As the year wound down to a close, a low buzz emanated from the corner of Camp and Common. There a new restaurant called La Foret, whose chef arrives with a good resume, opened to serve what looks like a contemporary French menu with some Creole flavors. I’ll tell you about it in this space next year.
Finally, the West Bank got its first new glitzy gourmet room in many years when the Royal Palm opened in a Las Vegas-style mall in Harvey. With Chef Robert Bruce in the kitchen, this may be the handsomest restaurant ever on the West Bank, which one would think could use some auspicious restaurants. The house may be too big for the customer base, though.
So much for beginnings. The New Orleans dining community lost a few major names in 2009. Archie Casbarian, who thirty years ago acquired the famous wreck that was Arnaud’s and turned it back into a brilliant, gleaming restaurant, died as the year opened. His wife and children were already fully engaged in operating Arnaud’s, and the restaurant didn’t miss a beat. Archie was at least as smart as he was urbane and classy. He finished very high on the all-time list among New Orleans restaurateurs.

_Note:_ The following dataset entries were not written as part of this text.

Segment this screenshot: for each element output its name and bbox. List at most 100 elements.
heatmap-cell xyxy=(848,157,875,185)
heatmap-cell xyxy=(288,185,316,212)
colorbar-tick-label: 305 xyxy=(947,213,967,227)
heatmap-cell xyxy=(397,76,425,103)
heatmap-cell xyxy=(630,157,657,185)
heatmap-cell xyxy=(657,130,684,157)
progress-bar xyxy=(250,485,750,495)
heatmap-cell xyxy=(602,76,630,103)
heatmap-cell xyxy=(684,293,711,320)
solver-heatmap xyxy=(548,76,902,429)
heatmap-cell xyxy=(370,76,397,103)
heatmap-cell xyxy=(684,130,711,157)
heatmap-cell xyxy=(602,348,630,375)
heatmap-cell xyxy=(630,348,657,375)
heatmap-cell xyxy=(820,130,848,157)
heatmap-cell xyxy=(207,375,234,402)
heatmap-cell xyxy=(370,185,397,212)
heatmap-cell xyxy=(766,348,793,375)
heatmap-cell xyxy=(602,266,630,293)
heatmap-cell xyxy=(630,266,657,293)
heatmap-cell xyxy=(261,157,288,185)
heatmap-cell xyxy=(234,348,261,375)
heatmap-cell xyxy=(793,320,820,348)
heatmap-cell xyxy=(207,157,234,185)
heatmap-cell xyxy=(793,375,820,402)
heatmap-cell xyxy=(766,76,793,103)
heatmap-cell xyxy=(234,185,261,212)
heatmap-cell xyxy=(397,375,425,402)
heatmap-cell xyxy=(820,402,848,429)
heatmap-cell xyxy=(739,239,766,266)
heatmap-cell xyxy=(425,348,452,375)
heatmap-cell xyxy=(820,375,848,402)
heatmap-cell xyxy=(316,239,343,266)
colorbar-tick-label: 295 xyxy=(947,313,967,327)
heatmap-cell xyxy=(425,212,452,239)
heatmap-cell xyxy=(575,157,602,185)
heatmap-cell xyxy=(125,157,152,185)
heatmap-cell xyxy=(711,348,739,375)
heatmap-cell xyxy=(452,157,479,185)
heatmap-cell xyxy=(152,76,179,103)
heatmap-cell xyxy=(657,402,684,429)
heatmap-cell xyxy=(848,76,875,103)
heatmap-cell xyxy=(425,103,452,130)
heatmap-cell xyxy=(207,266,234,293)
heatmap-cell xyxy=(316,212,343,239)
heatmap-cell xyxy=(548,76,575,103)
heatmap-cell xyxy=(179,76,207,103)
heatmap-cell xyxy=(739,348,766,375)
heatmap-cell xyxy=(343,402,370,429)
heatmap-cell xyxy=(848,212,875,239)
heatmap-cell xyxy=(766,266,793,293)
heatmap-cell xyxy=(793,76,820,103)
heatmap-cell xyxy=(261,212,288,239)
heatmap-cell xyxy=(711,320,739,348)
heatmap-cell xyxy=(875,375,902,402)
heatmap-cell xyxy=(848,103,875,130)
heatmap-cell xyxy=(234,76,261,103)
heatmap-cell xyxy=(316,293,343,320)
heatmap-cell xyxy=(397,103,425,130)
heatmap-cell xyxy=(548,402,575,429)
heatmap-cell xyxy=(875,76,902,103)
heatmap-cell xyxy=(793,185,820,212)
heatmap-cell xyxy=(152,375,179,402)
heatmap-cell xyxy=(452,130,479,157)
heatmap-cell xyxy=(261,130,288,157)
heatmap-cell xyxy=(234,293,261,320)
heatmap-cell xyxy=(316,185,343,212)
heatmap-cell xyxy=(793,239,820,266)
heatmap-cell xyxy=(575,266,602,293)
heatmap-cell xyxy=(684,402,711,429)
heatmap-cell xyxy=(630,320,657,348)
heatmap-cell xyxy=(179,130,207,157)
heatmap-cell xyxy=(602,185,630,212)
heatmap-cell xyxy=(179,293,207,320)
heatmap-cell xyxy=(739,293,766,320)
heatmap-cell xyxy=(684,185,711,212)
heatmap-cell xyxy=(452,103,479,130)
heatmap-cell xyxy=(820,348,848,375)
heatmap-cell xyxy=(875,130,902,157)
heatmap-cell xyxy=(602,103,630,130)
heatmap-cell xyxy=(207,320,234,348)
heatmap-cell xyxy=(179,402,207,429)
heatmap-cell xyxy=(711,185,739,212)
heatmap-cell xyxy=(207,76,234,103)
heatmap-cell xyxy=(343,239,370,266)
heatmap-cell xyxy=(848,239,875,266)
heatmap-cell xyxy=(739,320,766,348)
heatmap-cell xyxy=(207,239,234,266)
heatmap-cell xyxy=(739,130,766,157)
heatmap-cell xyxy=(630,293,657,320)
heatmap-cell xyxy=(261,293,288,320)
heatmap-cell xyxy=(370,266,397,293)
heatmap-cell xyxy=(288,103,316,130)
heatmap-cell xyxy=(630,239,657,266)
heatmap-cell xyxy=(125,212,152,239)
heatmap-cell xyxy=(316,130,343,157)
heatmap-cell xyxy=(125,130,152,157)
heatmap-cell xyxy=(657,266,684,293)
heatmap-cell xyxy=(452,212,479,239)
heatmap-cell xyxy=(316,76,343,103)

Chef Gerard Crozier’s final restaurant, Chateaubriand, was one of the most regretted casualties of Katrina. It caused him and his wife to leave town and retire from cooking after almost 50 years behind the stove–33 of them here. The best French bistro chef in New Orleans history, Gerard was working at Wal-Mart in Knoxville, still jogging every day and playing lots of golf, when in September he died at home at 64. Our hopes that he would return ended.
In May, we drank a final toast to the man who inspired more New Orleanians to drink good wine than anyone else. Max Zander went against type as a wine connoisseur, eschewing snobbery and sharing his great knowledge and taste about wine in an entertaining, chummy way. His career (he headed the city’s biggest wine wholesale house) began in the 1950s, when hardly anybody drank wine seriously. He was still encouraging us to pull corks almost to the day he died, at 84.
As for 2010: look for soft menu prices, few closings, still more openings, and the long-awaited boom in Hispanic restaurants. All while we wonder whether the next generation of diners will ever take up drinking chicory coffee, eating red beans and rice, or Ramos gin fizzes at the Roosevelt.